Chinese warships cross waters near a wary Japan


Japanese military officials said they were keeping a close eye on seven Chinese warships spotted in waters off a southern island yesterday. It was unclear whether the ship movements were related to a territorial dispute that has prompted both countries to show off their maritime muscles.

The Chinese ships were sighted about 49km from the island of Yonaguni, in Japan’s Okinawa Prefecture, according to the Japanese Defense Ministry. They were about 200km from a chain of small islands that have sparked a heated dispute between Japan and China.

The ships were believed to be returning to China after training in the Pacific.

Japanese Defense Minister Satoshi Morimoto said Tokyo was monitoring the ships’ movement. Japan considers the area part of its contiguous waters, but it is not illegal for foreign vessels to transit them.

It is not unusual for the Chinese navy to transit waters around Okinawa en route to the Pacific, but this is the first such operation observed this year, according to public broadcaster NHK.

The ships included frigates, a guided missile destroyer, a refueler and two submarine rescue vessels.

It was unclear if their mission was directly related to the territorial issue, or whether they were trying to avoid an approaching typhoon.

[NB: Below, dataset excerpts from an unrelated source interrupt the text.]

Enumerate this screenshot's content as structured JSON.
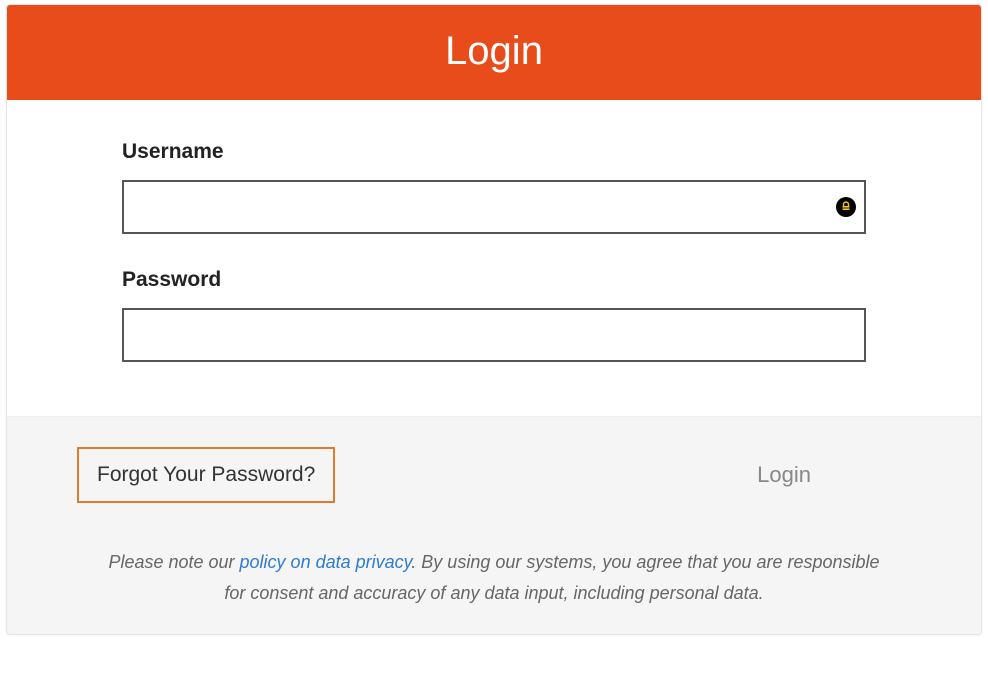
{
  "header": {
    "title": "Login"
  },
  "form": {
    "username": {
      "label": "Username",
      "value": ""
    },
    "password": {
      "label": "Password",
      "value": ""
    }
  },
  "actions": {
    "forgot_label": "Forgot Your Password?",
    "login_label": "Login"
  },
  "notice": {
    "prefix": "Please note our ",
    "link_text": "policy on data privacy",
    "suffix": ". By using our systems, you agree that you are responsible for consent and accuracy of any data input, including personal data."
  },
  "colors": {
    "accent": "#e84c1a",
    "highlight_border": "#e07b2e",
    "link": "#2e7bd6"
  }
}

Japan angered China last month by purchasing three of a chain of East China Sea islands called the Senkaku in Japanese and the Diaoyu Archipelago (釣魚群島) in Chinese. The move sparked violent protests in China. Taiwan also claims the islands, calling them the Diaoyutai Islands (釣魚台列嶼).

Chief Japanese Cabinet Secretary Osamu Fujimura said Tokyo has urged Beijing to “avoid any actions that would go counter to the mutual benefit.”

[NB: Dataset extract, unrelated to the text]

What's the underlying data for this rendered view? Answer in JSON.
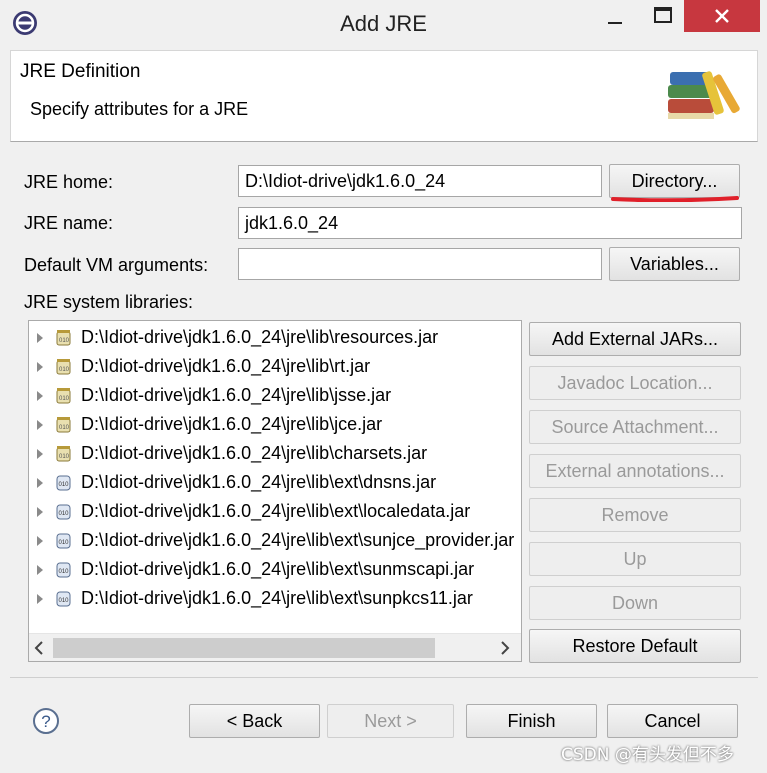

China and Japan have recently stepped up naval activities in the area around Okinawa because of the dispute, but there have been no clashes between their warships, which have generally stayed away from the islands themselves.

Wary of missteps that could lead to a sudden escalation of tensions, the countries have instead sent less threatening coast guard ships. However, over the past week, both have made a point of showing off their naval prowess.

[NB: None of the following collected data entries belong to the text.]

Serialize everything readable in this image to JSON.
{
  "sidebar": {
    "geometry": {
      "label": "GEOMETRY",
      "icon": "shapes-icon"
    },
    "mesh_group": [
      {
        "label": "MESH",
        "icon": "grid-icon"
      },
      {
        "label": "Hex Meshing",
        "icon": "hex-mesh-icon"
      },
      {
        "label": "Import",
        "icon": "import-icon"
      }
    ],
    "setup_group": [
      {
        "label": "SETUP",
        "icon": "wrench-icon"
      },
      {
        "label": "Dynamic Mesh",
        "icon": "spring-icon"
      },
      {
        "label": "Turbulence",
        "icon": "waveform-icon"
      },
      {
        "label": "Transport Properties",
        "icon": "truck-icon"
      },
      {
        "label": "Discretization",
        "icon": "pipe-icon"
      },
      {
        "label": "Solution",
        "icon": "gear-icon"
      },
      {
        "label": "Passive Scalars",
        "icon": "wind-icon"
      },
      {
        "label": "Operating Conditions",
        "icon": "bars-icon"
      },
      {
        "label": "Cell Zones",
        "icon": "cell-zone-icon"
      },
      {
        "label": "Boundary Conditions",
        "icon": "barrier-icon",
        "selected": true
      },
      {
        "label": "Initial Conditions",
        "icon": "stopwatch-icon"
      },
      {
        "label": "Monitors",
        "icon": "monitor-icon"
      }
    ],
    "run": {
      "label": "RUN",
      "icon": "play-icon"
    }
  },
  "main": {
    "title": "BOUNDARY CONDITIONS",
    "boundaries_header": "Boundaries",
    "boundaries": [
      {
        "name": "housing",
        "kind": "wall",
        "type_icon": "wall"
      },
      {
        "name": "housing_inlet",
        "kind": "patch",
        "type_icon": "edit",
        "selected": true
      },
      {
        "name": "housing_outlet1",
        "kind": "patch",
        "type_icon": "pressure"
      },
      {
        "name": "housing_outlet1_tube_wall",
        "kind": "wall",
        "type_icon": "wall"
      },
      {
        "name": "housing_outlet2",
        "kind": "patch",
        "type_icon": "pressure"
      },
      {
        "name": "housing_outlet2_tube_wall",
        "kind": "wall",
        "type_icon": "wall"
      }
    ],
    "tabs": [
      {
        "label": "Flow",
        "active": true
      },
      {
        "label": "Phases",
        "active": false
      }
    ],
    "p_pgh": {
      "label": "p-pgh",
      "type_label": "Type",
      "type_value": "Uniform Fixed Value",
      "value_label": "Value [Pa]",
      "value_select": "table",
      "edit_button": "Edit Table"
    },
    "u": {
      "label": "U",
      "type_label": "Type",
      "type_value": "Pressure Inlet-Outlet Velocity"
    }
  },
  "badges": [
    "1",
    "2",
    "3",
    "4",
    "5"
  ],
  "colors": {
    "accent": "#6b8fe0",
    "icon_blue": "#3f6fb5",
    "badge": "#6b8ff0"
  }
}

Chinese Web sites were abuzz on Monday with photographs of navy pilots practicing touch-and-go landing exercises on China’s first aircraft carrier. It was not clear when the pictures were taken, and they did not appear on the Chinese Defense Ministry’s Web site or in official media.

The carrier was launched last month without aircraft or a battle group, and actual flight operations could be years away, but it is widely seen as a symbol of China’s ambition to be a leading Asian naval power, especially as it faces sharpening territorial conflicts with Japan and other countries.